Christopher Null is the founder and editor in chief of Drinkhacker. A veteran writer and journalist, he also operates Null Media, a bespoke content creation company.


  1. Anonymous on January 16, 2012 at 4:26 pm

    Sounds delicious, but is it available anywhere in the US?

  2. Christopher Null on January 16, 2012 at 4:42 pm

    Yes, it’s available here. Ask around at your final liquor stores!

  3. Anonymous on January 19, 2012 at 7:48 pm

    Found it at Rochambeau Wines. Good stuff!

  4. Edoc on February 11, 2012 at 7:07 pm

    I’ve been seeing this gin on the shelves all over the place in the NY/NJ/CT metro area.

  5. Edoc on February 19, 2012 at 8:00 pm

    Just tried this gin for the first time this evening. Picked up a bottle locally for a very reasonable $27.
    I’m impressed. A easygoing, elegant gin. It has a very slight sweet edge to it. Almost creamy. I generally prefer the new modern style gins. This one is a nice hybrid. It should please the traditionalists and modernists.

  6. Scott on September 25, 2012 at 8:19 am

    I’m inspired! Picking a bottle up on my way home. My favorite beverage in the planet is Martin Millers & Tonic w/ a lime. Or even Miller’s gin on the rocks w/ a lime. I’m hoping to be blown away with this one!

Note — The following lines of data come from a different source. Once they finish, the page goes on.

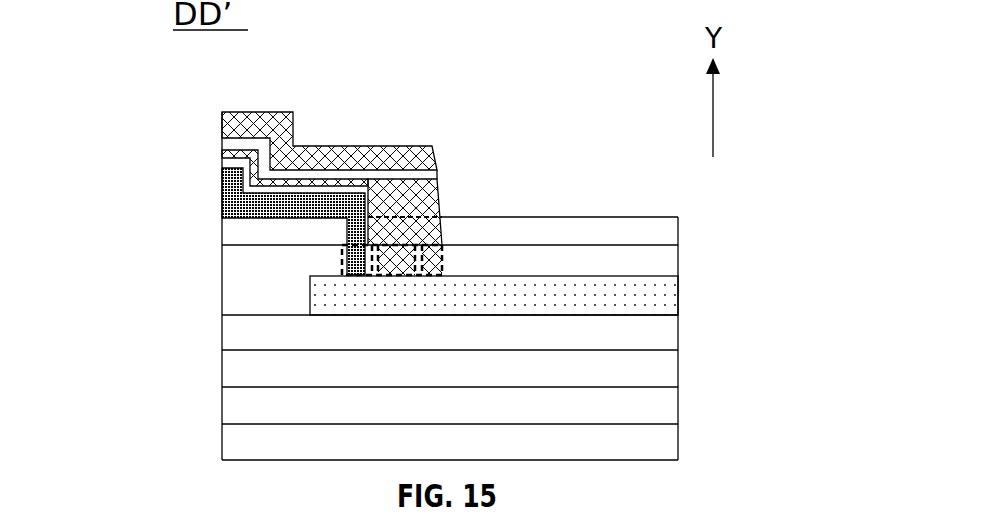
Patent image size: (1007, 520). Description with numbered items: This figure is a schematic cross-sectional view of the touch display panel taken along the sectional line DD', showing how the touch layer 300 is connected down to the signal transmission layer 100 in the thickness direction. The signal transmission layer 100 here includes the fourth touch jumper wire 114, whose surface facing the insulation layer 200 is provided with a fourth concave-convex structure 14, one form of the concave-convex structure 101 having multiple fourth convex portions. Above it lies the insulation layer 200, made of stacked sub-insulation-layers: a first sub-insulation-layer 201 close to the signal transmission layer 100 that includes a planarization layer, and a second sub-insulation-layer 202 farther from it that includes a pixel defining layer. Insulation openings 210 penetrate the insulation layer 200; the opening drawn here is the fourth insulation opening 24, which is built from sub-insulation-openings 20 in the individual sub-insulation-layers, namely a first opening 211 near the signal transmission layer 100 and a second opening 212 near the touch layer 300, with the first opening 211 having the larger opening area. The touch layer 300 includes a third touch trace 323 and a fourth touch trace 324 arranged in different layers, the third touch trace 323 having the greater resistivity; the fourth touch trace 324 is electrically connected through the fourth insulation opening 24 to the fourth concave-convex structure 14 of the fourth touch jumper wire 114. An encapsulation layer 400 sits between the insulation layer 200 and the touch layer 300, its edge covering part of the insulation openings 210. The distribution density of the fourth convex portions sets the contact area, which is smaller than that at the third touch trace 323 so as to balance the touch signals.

The signal transmission layer 100 is at (586, 297).
The fourth touch jumper wire 114 is at (680, 300).
The insulation layer 200 is at (547, 243).
The first sub-insulation-layer 201 is at (680, 259).
The second sub-insulation-layer 202 is at (680, 221).
The insulation openings 210 is at (512, 164).
The fourth insulation opening 24 is at (512, 164).
The sub-insulation-openings 20 is at (475, 165).
The first opening 211 is at (442, 258).
The second opening 212 is at (442, 222).
The concave-convex structure 101 is at (254, 223).
The fourth concave-convex structure 14 is at (254, 221).
The encapsulation layer 400 is at (342, 262).
The touch layer 300 is at (230, 147).
The third touch trace 323 is at (222, 134).
The fourth touch trace 324 is at (222, 162).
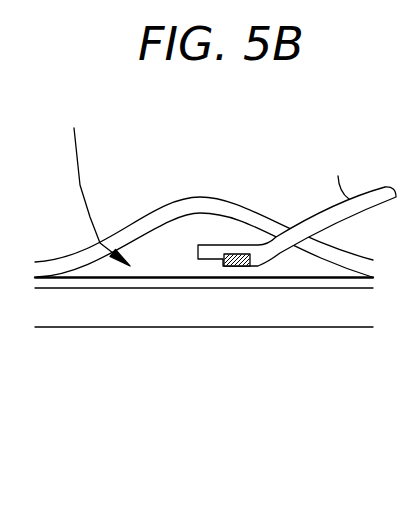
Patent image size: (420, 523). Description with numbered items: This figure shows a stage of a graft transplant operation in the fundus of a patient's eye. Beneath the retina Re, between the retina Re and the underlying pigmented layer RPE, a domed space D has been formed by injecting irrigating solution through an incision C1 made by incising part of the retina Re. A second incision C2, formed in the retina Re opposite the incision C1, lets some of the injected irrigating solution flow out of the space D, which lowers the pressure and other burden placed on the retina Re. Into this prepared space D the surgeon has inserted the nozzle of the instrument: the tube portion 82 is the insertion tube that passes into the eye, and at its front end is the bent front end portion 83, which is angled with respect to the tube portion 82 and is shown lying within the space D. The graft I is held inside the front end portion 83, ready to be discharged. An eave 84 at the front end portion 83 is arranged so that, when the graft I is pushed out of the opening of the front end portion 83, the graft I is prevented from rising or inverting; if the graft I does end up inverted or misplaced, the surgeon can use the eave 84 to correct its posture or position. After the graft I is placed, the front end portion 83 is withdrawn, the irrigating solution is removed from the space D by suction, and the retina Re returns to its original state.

The retina Re is at (68, 256).
The pigmented layer RPE is at (115, 283).
The tube portion 82 is at (324, 211).
The front end portion 83 is at (263, 244).
The eave 84 is at (215, 246).
The graft I is at (234, 267).
The space D is at (99, 184).
The incision C1 is at (308, 240).
The incision C2 is at (115, 238).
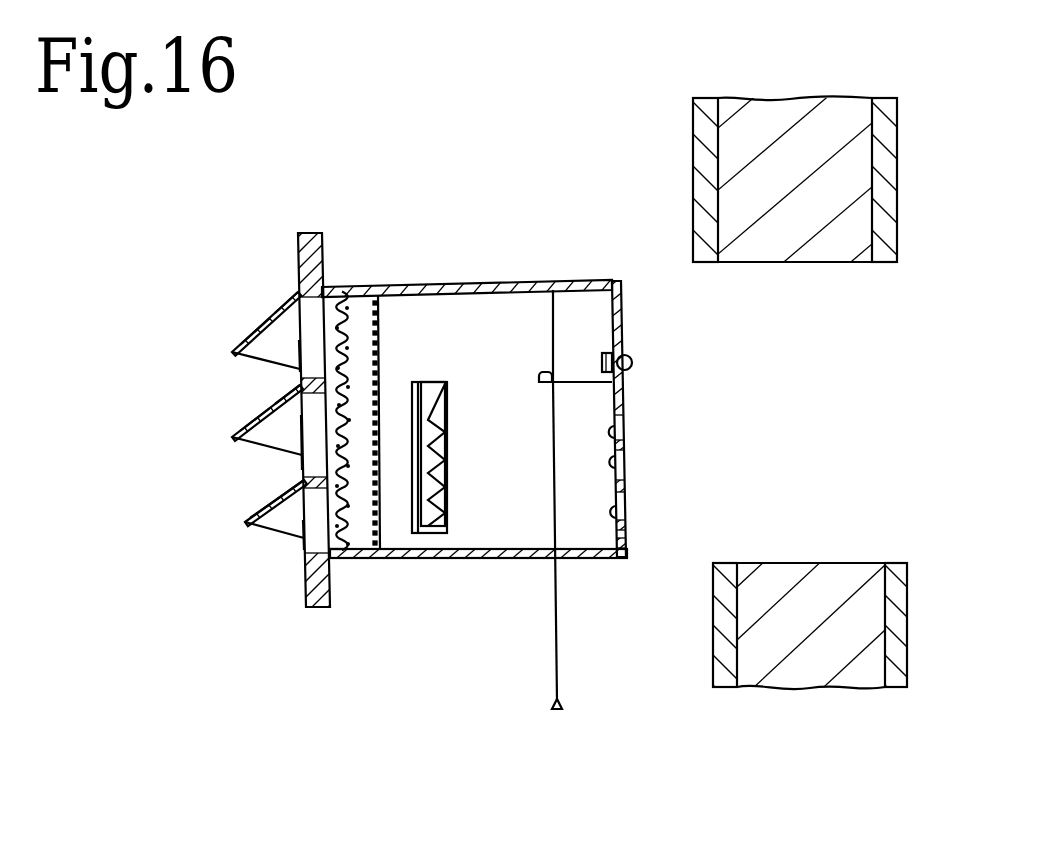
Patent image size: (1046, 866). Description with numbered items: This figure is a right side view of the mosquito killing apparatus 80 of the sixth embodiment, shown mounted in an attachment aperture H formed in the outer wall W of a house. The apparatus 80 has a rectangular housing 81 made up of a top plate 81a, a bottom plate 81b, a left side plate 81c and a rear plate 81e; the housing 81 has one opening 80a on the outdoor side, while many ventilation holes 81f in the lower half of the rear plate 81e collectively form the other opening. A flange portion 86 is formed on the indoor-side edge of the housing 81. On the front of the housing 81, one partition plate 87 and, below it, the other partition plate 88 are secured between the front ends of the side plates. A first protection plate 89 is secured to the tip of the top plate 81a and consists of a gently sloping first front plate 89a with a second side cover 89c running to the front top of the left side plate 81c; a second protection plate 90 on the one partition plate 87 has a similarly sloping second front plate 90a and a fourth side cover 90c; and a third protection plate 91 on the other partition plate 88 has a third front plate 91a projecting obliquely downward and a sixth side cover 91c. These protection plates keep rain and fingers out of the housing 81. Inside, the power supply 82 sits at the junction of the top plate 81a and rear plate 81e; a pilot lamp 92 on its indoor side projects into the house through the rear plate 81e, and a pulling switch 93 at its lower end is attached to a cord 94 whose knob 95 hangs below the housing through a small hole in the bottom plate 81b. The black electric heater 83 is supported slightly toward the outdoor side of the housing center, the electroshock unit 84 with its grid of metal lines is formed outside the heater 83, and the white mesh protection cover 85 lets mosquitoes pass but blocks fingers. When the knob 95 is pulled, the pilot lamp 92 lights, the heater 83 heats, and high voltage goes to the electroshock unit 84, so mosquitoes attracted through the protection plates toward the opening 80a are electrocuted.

  7. Edoc on September 25, 2012 at 5:04 pm

    The Bruichladdich distillery was bought by spirits giant Remy Cointreau this summer. I pray that they decide to continue making The Botanist. This delightful gin is becoming scarcer in my area now, and I’m starting to get panicky.

  8. Sam on July 15, 2014 at 6:54 pm

    Ahhh, my new favorite gin!! Fantastic stuff, truly.

  9. Doggyodog on March 2, 2015 at 4:39 am

    I’m glad we all agree how good it is, but I’m surprised by the characteration of it being sweet and gentle. To me it’s the quintessential “good stiff drink.” It’s Strong and “harsh” in a good way, like a shot of single malt scotch neat. I’m a gibson drinker and I recommend you try this gin in a martini with good cocktail onions, which will nicely bring out the gin’s sharp, clean, astringent qualities.

  10. Sam on March 3, 2015 at 3:19 pm

    I have to agree that it’s sweet and gentle. My wife usually HATES gin, but this is the only one she’ll drink. To me, it’s a very well-balanced gin with a definite floral profile to it.

  11. Dawn on July 6, 2015 at 9:57 pm

    Never a gin drinker in the past, but with a more mature palate and inspiration from the Drunken Botanist, I decided to search out a decent bottle of gin. After much research, decided on this one AND NOT DISAPPOINTED!!! Okay, they had me at Islay & botanicals. I do love a good single malt, why not a gin from a premium Scotch maker? Put in the fridge when got home (anyone familiar with genever from Holland? This is how it is served, iced down in temp but not diluted) Oh, my the cucumber essence!!!! Have tried both neat & with minimal tonic as well… I say minimal as in the same way you open up a good single malt with the barest dribble of Water. I’m sold!! If you want to be silly & have a cocktail, add a paper thin slice of English cucumber to your glass & maybe a twist of lemon or lime. I have developed a list to search and compare. Sometimes it is fun to grow up!

  12. Dawn on July 6, 2015 at 10:00 pm

    **PS…on West Coast, @Bevmo & Total Wines

  13. The Investigator on March 7, 2016 at 5:27 am

    It has very recently come to my attention that the spirit used to make the Botanist Gin is transported by tanker to Bruichladdich Distillery on the Calmac ferry from Kennacraig to Islay. The spirit is produced on the UK mainland from wheat as there is no wheat grown on Islay.